Sans interdit: "Le parti socialiste tel qu'il a été est fini" (Julien Dray)
"La gauche, totalement éparpillée, risque d'être spectatrice du débat politique, mais elle a toute sa place"
De SOS Racisme au "wokisme", que sont nos idéaux devenus? se sont interrogés dimanche Valerie Abecassis et Elie Chouraqui lors de la Première de "Sans interdit", tandis qu'Abel Quentin, invité de l'émission, a décrit dans son livre "Le Voyant d'Étampes", "un pays en déliquescence qui trouve ses racines dans les années 80", évoquant la France.
"On ne peut pas juger une période comme une continuité linéaire et penser que la vie n'est qu'une ligne droite", a défendu Julien Dray, président de la cellule prospective du parti socialiste, et l'un des fondateurs de SOS Racisme.
"Nous voulions unir, mais les aspirations de SOS Racisme n'ont pas trouvé de débouchés et les ghettos se sont formés", a-t-il déploré, accusant "l'islamisme radical qui a énormément pesé sur le processus d'intégration et d'assimilation".
"La vie s'est instaurée dans les ghettos, et on est loin de ce à quoi aspirait SOS Racisme", a insisté M. Dray, qui blâme "l'incapacité de la gauche qui n'a pas fait ce qu'on espérait, c'est à dire empêcher la constitution des ghettos".
Courant universaliste et offensive islamiste
Interrogé sur l'idéal des années 80 "qui a abouti au racisme, à l’antisémitisme et aux assassinats", Julien Dray a répondu en deux volets.

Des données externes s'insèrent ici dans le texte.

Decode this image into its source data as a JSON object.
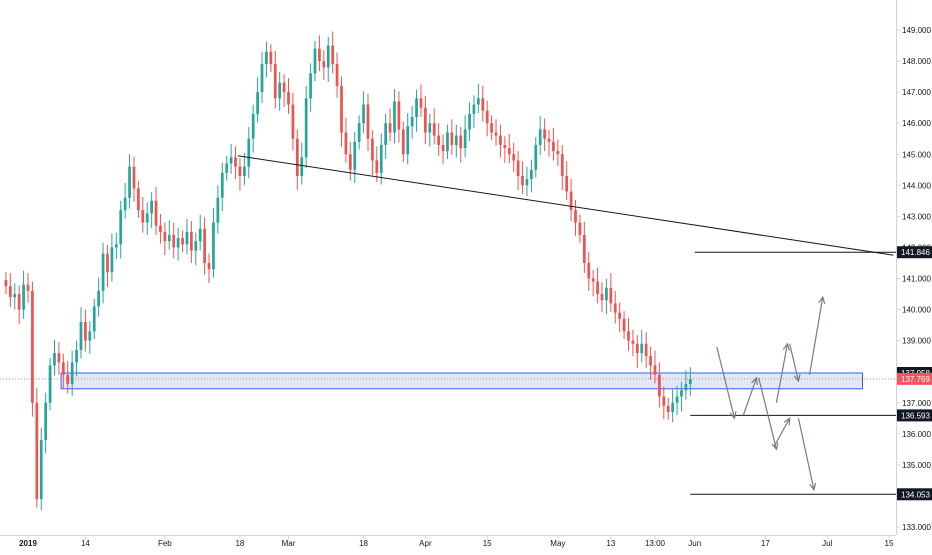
{
  "chart_data": {
    "type": "candlestick",
    "title": "",
    "xlabel": "",
    "ylabel": "",
    "ylim": [
      132.8,
      149.6
    ],
    "grid": false,
    "colors": {
      "up": "#26a69a",
      "down": "#ef5350",
      "zone_fill": "#c9d7f0",
      "zone_border": "#2962ff",
      "price_line": "#f7525f",
      "drawing": "#131722",
      "arrow": "#787b86",
      "axis_border": "#d1d4dc"
    },
    "y_ticks": [
      "149.000",
      "148.000",
      "147.000",
      "146.000",
      "145.000",
      "144.000",
      "143.000",
      "142.000",
      "141.000",
      "140.000",
      "139.000",
      "138.000",
      "137.000",
      "136.000",
      "135.000",
      "134.000",
      "133.000"
    ],
    "x_ticks": [
      {
        "label": "2019",
        "bold": true,
        "day": 0
      },
      {
        "label": "14",
        "bold": false,
        "day": 13
      },
      {
        "label": "Feb",
        "bold": false,
        "day": 31
      },
      {
        "label": "18",
        "bold": false,
        "day": 48
      },
      {
        "label": "Mar",
        "bold": false,
        "day": 59
      },
      {
        "label": "18",
        "bold": false,
        "day": 76
      },
      {
        "label": "Apr",
        "bold": false,
        "day": 90
      },
      {
        "label": "15",
        "bold": false,
        "day": 104
      },
      {
        "label": "May",
        "bold": false,
        "day": 120
      },
      {
        "label": "13",
        "bold": false,
        "day": 132
      },
      {
        "label": "13:00",
        "bold": false,
        "day": 142
      },
      {
        "label": "Jun",
        "bold": false,
        "day": 151
      },
      {
        "label": "17",
        "bold": false,
        "day": 167
      },
      {
        "label": "Jul",
        "bold": false,
        "day": 181
      },
      {
        "label": "15",
        "bold": false,
        "day": 195
      }
    ],
    "x_range": [
      -6,
      202
    ],
    "price_tags": [
      {
        "label": "141.846",
        "value": 141.846,
        "style": "black"
      },
      {
        "label": "137.958",
        "value": 137.958,
        "style": "black"
      },
      {
        "label": "137.769",
        "value": 137.769,
        "style": "red"
      },
      {
        "label": "136.593",
        "value": 136.593,
        "style": "black"
      },
      {
        "label": "134.053",
        "value": 134.053,
        "style": "black"
      }
    ],
    "current_price": 137.769,
    "zone": {
      "top": 137.958,
      "bottom": 137.45,
      "day_start": 7.5,
      "day_end": 189
    },
    "horizontal_lines": [
      {
        "value": 141.846,
        "day_start": 151,
        "day_end": 202
      },
      {
        "value": 136.593,
        "day_start": 150,
        "day_end": 202
      },
      {
        "value": 134.053,
        "day_start": 150,
        "day_end": 202
      }
    ],
    "trend_line": {
      "day1": 47.5,
      "value1": 144.95,
      "day2": 196,
      "value2": 141.75
    },
    "forecast_arrows": [
      {
        "d1": 156,
        "v1": 138.8,
        "d2": 160,
        "v2": 136.5
      },
      {
        "d1": 162,
        "v1": 136.6,
        "d2": 165,
        "v2": 137.8
      },
      {
        "d1": 165.5,
        "v1": 137.8,
        "d2": 169.5,
        "v2": 135.5
      },
      {
        "d1": 169,
        "v1": 135.6,
        "d2": 172.5,
        "v2": 136.5
      },
      {
        "d1": 169.5,
        "v1": 137.0,
        "d2": 172,
        "v2": 138.9
      },
      {
        "d1": 172.5,
        "v1": 138.9,
        "d2": 174.5,
        "v2": 137.7
      },
      {
        "d1": 174.5,
        "v1": 136.5,
        "d2": 178,
        "v2": 134.2
      },
      {
        "d1": 177,
        "v1": 137.9,
        "d2": 180,
        "v2": 140.4
      }
    ],
    "series": [
      {
        "day": -5,
        "value": 140.75
      },
      {
        "day": -4,
        "value": 140.4
      },
      {
        "day": -3,
        "value": 140.5
      },
      {
        "day": -2,
        "value": 140.0
      },
      {
        "day": -1,
        "value": 140.8
      },
      {
        "day": 0,
        "value": 140.6
      },
      {
        "day": 1,
        "value": 137.0
      },
      {
        "day": 2,
        "value": 133.9
      },
      {
        "day": 3,
        "value": 135.8
      },
      {
        "day": 4,
        "value": 137.0
      },
      {
        "day": 5,
        "value": 138.2
      },
      {
        "day": 6,
        "value": 138.6
      },
      {
        "day": 7,
        "value": 138.3
      },
      {
        "day": 8,
        "value": 137.9
      },
      {
        "day": 9,
        "value": 137.6
      },
      {
        "day": 10,
        "value": 138.3
      },
      {
        "day": 11,
        "value": 138.7
      },
      {
        "day": 12,
        "value": 139.6
      },
      {
        "day": 13,
        "value": 139.0
      },
      {
        "day": 14,
        "value": 139.3
      },
      {
        "day": 15,
        "value": 140.1
      },
      {
        "day": 16,
        "value": 140.6
      },
      {
        "day": 17,
        "value": 141.8
      },
      {
        "day": 18,
        "value": 141.2
      },
      {
        "day": 19,
        "value": 142.0
      },
      {
        "day": 20,
        "value": 142.1
      },
      {
        "day": 21,
        "value": 143.2
      },
      {
        "day": 22,
        "value": 143.6
      },
      {
        "day": 23,
        "value": 144.6
      },
      {
        "day": 24,
        "value": 143.9
      },
      {
        "day": 25,
        "value": 143.2
      },
      {
        "day": 26,
        "value": 142.8
      },
      {
        "day": 27,
        "value": 143.1
      },
      {
        "day": 28,
        "value": 143.5
      },
      {
        "day": 29,
        "value": 142.7
      },
      {
        "day": 30,
        "value": 142.5
      },
      {
        "day": 31,
        "value": 142.2
      },
      {
        "day": 32,
        "value": 142.4
      },
      {
        "day": 33,
        "value": 142.0
      },
      {
        "day": 34,
        "value": 142.3
      },
      {
        "day": 35,
        "value": 142.1
      },
      {
        "day": 36,
        "value": 142.5
      },
      {
        "day": 37,
        "value": 141.9
      },
      {
        "day": 38,
        "value": 142.2
      },
      {
        "day": 39,
        "value": 142.6
      },
      {
        "day": 40,
        "value": 141.5
      },
      {
        "day": 41,
        "value": 141.3
      },
      {
        "day": 42,
        "value": 142.8
      },
      {
        "day": 43,
        "value": 143.6
      },
      {
        "day": 44,
        "value": 144.4
      },
      {
        "day": 45,
        "value": 144.7
      },
      {
        "day": 46,
        "value": 144.9
      },
      {
        "day": 47,
        "value": 144.6
      },
      {
        "day": 48,
        "value": 144.3
      },
      {
        "day": 49,
        "value": 144.6
      },
      {
        "day": 50,
        "value": 145.5
      },
      {
        "day": 51,
        "value": 146.3
      },
      {
        "day": 52,
        "value": 147.0
      },
      {
        "day": 53,
        "value": 147.9
      },
      {
        "day": 54,
        "value": 148.3
      },
      {
        "day": 55,
        "value": 147.9
      },
      {
        "day": 56,
        "value": 146.8
      },
      {
        "day": 57,
        "value": 147.3
      },
      {
        "day": 58,
        "value": 147.0
      },
      {
        "day": 59,
        "value": 146.6
      },
      {
        "day": 60,
        "value": 145.5
      },
      {
        "day": 61,
        "value": 144.3
      },
      {
        "day": 62,
        "value": 144.9
      },
      {
        "day": 63,
        "value": 146.8
      },
      {
        "day": 64,
        "value": 147.6
      },
      {
        "day": 65,
        "value": 148.4
      },
      {
        "day": 66,
        "value": 148.0
      },
      {
        "day": 67,
        "value": 147.8
      },
      {
        "day": 68,
        "value": 148.5
      },
      {
        "day": 69,
        "value": 147.9
      },
      {
        "day": 70,
        "value": 147.2
      },
      {
        "day": 71,
        "value": 145.7
      },
      {
        "day": 72,
        "value": 145.0
      },
      {
        "day": 73,
        "value": 144.5
      },
      {
        "day": 74,
        "value": 145.4
      },
      {
        "day": 75,
        "value": 146.0
      },
      {
        "day": 76,
        "value": 146.6
      },
      {
        "day": 77,
        "value": 145.5
      },
      {
        "day": 78,
        "value": 144.8
      },
      {
        "day": 79,
        "value": 144.4
      },
      {
        "day": 80,
        "value": 145.3
      },
      {
        "day": 81,
        "value": 146.0
      },
      {
        "day": 82,
        "value": 145.7
      },
      {
        "day": 83,
        "value": 146.7
      },
      {
        "day": 84,
        "value": 145.8
      },
      {
        "day": 85,
        "value": 145.0
      },
      {
        "day": 86,
        "value": 145.9
      },
      {
        "day": 87,
        "value": 146.2
      },
      {
        "day": 88,
        "value": 146.8
      },
      {
        "day": 89,
        "value": 146.5
      },
      {
        "day": 90,
        "value": 145.7
      },
      {
        "day": 91,
        "value": 146.0
      },
      {
        "day": 92,
        "value": 145.6
      },
      {
        "day": 93,
        "value": 145.3
      },
      {
        "day": 94,
        "value": 145.1
      },
      {
        "day": 95,
        "value": 145.7
      },
      {
        "day": 96,
        "value": 145.3
      },
      {
        "day": 97,
        "value": 145.6
      },
      {
        "day": 98,
        "value": 145.2
      },
      {
        "day": 99,
        "value": 145.8
      },
      {
        "day": 100,
        "value": 146.3
      },
      {
        "day": 101,
        "value": 146.6
      },
      {
        "day": 102,
        "value": 146.8
      },
      {
        "day": 103,
        "value": 146.4
      },
      {
        "day": 104,
        "value": 146.0
      },
      {
        "day": 105,
        "value": 145.7
      },
      {
        "day": 106,
        "value": 145.6
      },
      {
        "day": 107,
        "value": 145.3
      },
      {
        "day": 108,
        "value": 145.2
      },
      {
        "day": 109,
        "value": 145.0
      },
      {
        "day": 110,
        "value": 144.8
      },
      {
        "day": 111,
        "value": 144.3
      },
      {
        "day": 112,
        "value": 144.0
      },
      {
        "day": 113,
        "value": 144.2
      },
      {
        "day": 114,
        "value": 144.5
      },
      {
        "day": 115,
        "value": 145.3
      },
      {
        "day": 116,
        "value": 145.8
      },
      {
        "day": 117,
        "value": 145.5
      },
      {
        "day": 118,
        "value": 145.4
      },
      {
        "day": 119,
        "value": 145.1
      },
      {
        "day": 120,
        "value": 145.0
      },
      {
        "day": 121,
        "value": 144.3
      },
      {
        "day": 122,
        "value": 143.8
      },
      {
        "day": 123,
        "value": 143.2
      },
      {
        "day": 124,
        "value": 142.8
      },
      {
        "day": 125,
        "value": 142.4
      },
      {
        "day": 126,
        "value": 141.5
      },
      {
        "day": 127,
        "value": 141.0
      },
      {
        "day": 128,
        "value": 140.9
      },
      {
        "day": 129,
        "value": 140.5
      },
      {
        "day": 130,
        "value": 140.3
      },
      {
        "day": 131,
        "value": 140.7
      },
      {
        "day": 132,
        "value": 140.2
      },
      {
        "day": 133,
        "value": 139.9
      },
      {
        "day": 134,
        "value": 139.7
      },
      {
        "day": 135,
        "value": 139.3
      },
      {
        "day": 136,
        "value": 139.0
      },
      {
        "day": 137,
        "value": 138.9
      },
      {
        "day": 138,
        "value": 138.6
      },
      {
        "day": 139,
        "value": 138.9
      },
      {
        "day": 140,
        "value": 138.5
      },
      {
        "day": 141,
        "value": 138.2
      },
      {
        "day": 142,
        "value": 137.9
      },
      {
        "day": 143,
        "value": 137.2
      },
      {
        "day": 144,
        "value": 136.9
      },
      {
        "day": 145,
        "value": 136.7
      },
      {
        "day": 146,
        "value": 137.0
      },
      {
        "day": 147,
        "value": 137.2
      },
      {
        "day": 148,
        "value": 137.4
      },
      {
        "day": 149,
        "value": 137.6
      },
      {
        "day": 150,
        "value": 137.769
      }
    ]
  }
}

"C'est l'échec d'une politique qui n'a pas trouvé les débouchés nécessaires en termes de mesures et la modification des choses - tandis que l'idéal dans les années 80 c'était l'assimilation à la société française", a-t-il assuré.
"Mais l'islamisme s'est interposé, s'est construit sur le terreau de la ghettoïsation et de la misère, face auquel il n'y a pas eu la réponse nécessaire", a-t-il poursuivi.
Abel Quentin a de son côté jugé que l'échec venait d'une "naïveté" de la part de l'association française créée en 1984, et d'une "stratégie qui a consisté à s’accommoder de la petite musique communautaire".
M. Dray a contesté cette théorie affirmant s'être exprimé notamment contre le port du voile, reconnaissant toutefois que "l'offensive communautaire n'a pas été assez combattue à travers la laïcité par exemple".
Quant au "wokisme", qui est né aux États-Unis "au sein d'une société anglo-saxonne qui est communautaire contrairement à la France où la société est républicaine, il n'a rien à voir avec SOS Racisme".
Elie Chouraqui a lors de l'émission appelé la gauche à "réagir" quand il y a "des événements essentiels", tels que "des imams autoproclamés qui viennent embarquer des enfants pour le Jihad".
"Mais le courant universaliste a subi le contre coup de l'offensive islamiste", a reconnu Julien Dray. "Le parti socialiste tel qu'il a été est fini, et il faut redonner place à ce courant qui est républicain et universaliste".
Le rejet des structures partisanes habituelles
"La gauche aujourd'hui est totalement éparpillée et risque d'être spectatrice du débat politique, pourtant elle a toute sa place", a-t-il martelé, estimant qu'il y a une refondation nécessaire d'un courant idéologique qui ne sera pas le parti socialiste d'hier".
Selon Victor Woillet, du blog "Le vent se lève", "la division entre la gauche et la droite a laissé place à quelque chose de nouveau, une opposition entre ceux d'en bas et ceux d'en haut, et le rejet de la gauche socialiste qui a abandonné une partie des classes populaires".
"Les gilets jaunes et les marches pour le climat, c'est véritablement un rejet des structures partisanes habituelles et de leur impuissance politique", a-t-il affirmé.
"Aux dernières élections, on a eu une abstention massive et un retour à la gauche historique n'est pas une solution qui convient", a-t-il indiqué, "il faut un récit nouveau pour rompre avec l'hégémonie néo-libérale qui se désagrège comme on le voit maintenant depuis plusieurs années".
Déjeuner "avec un nazi"
Elie Chouraqui a pour sa part suggéré que la candidature d'Eric Zemmour, qui n'a pas encore été annoncée, pourrait être "salvatrice" et apporter à la campagne présidentielle "quelque chose qui a manqué à la France aux dernières élections, une réflexion".
"C'est une boule dans un jeu de quilles, qui étaient bien droites depuis des décennies", a-t-il dit.
Mais "il y a quelque chose qui n'est pas acceptable, pour vous, pour moi, pour tous ceux qui nous regardent, un Juif qui accepte de manger avec un nazi, ça c'est plus un débat politique", répond Julien Dray, faisant référence au déjeuner du polémiste partagé avec la fille de Joachim von Ribbentrop.